On day, of course, the Second Adam would come into the world, and He would also have to be tempted in all points like as we are (Hebrews 4:15). At the very beginning of His public ministry, He was “led by the Spirit into the wilderness, being forty days tempted of the devil” (Luke 4:1-2). The temptation again was of the same threefold scope: (1) appeal tot he physical appetite, offering bread when He was hungry (Luke 4:3-4); (2) appeal to the covetous and esthetic emotional desires, offering possession of all the world and its kingdoms (Luke 4:5-8); (3) appeal to spiritual pride, offering world-wide recognition as the one of highest intellectual and spiritual eminence, under the special protection of the holy angels (Luke 4:9-12).

It is significant that the Lord Jesus overcame the wicked one (1 John 2:13-14)) by reminding both Himself and Satan of appropriate instructions and promises in the Word of God. — Morris, pages 113-114.

Many have suggested that [Adam ate the fruit] out of love for Eve, choosing to share her sin and guilt rather than leaving her to face God’s judgment alone. … However, this motive would almost make Adam appear noble in sinning, and the Bible never implies such a thing. His sin was deliberate, wicked, and inexcusable, In fact, it was not by Eve’s sin, but by Adam’s that “sin entered into the world, and death by sin.” All future human beings were “in Adam” (1 Corinthians 15:22) and even Eve herself had been formed “of the man” (1 Corinthians 11:8). He was the true federal head of the race and it was “through the offence of the one [that] many be dead” (Romans 5:15). — Morris, pages 114-115.

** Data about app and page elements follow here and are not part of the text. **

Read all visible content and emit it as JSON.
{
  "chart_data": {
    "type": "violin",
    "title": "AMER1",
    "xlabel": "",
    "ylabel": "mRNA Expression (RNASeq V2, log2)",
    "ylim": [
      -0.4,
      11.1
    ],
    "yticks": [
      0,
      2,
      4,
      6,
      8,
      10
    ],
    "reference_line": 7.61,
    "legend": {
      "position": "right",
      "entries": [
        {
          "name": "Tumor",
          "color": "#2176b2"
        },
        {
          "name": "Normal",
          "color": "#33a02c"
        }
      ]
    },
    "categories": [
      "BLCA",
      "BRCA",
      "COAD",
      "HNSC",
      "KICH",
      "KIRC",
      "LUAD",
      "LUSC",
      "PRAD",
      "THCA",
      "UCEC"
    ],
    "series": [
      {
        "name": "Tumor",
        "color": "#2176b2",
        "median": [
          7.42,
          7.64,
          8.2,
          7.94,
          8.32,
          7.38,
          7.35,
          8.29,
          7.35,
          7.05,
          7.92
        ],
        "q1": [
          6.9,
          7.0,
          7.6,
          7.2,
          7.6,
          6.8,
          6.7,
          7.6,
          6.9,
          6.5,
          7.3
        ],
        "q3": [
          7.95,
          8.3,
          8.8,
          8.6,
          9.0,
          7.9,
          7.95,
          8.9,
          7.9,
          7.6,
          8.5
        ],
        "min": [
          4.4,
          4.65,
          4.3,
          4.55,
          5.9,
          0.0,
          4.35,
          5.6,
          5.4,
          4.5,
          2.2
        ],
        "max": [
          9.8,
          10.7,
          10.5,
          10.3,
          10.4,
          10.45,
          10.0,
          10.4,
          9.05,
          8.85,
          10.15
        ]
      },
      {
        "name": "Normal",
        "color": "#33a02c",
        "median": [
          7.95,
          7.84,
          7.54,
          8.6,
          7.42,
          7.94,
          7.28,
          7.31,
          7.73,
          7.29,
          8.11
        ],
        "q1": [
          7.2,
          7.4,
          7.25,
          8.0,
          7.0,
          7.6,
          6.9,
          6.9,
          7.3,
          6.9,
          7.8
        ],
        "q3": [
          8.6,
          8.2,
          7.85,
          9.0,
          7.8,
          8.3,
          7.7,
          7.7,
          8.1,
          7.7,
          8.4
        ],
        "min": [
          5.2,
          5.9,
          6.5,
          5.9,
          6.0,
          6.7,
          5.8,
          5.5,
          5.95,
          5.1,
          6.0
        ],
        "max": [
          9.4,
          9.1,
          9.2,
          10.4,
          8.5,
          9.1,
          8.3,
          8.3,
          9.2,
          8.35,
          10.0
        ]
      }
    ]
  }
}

… Biblical “wisdom,” in its most fundamental sense, concerns not the amount of one’s knowledge, but rather the ability to “divide” or “distinguish” our knowledge into the proper categories of what is morally and theologically good and bad, right and wrong. Adam and Eve at this point do not have this knowledge—or, rather, they are just beginning to acquire it; they are truly in a state of almost absolute “innocence.” In order, therefore, to acquire and develop this ability, they have only one of two recourses: God, who is the source of all truth and moral distinction, or the tree of the knowledge of good and evil, by the eating of whose fruit this ability would be immediately and fully imparted. The temptation and potential sin in this instance is thus to take a “shortcut” around God—to remove ourselves from dependence on God. By eating from this tree the couple would immediately gain that knowledge/ability that they could otherwise only acquire over time through constant recourse to and interaction with their divine Father. — Wechsler, page 97.

[Comparing the temptations of Adam and Christ] … in Adam’s case, his yielding to temptation results in the depravity of all mankind, since all mankind is inevitably linked to him through descent, whereas in Christ’s case, His victory over temptation ensures the success both of His own ministry and hence results in the justification (i.e., eternal salvation) of all those who are linked to Him by faith. It is precisely this clear and compelling contrast that stands at the core of the discussion in Romans 5:12-21, “for just as through the one man’s disobedience the many were made sinners, even so through the obedience of the One the many will be made righteous” (v.19). — Wechsler, page 98.

Still thinking this through … Were Adam and Eve capable of sinning before the fall—Eve misquoting Scripture, both of them reaching for the fruit prior to eating it—but not held accountable for that sin because they didn’t “know” it was sin?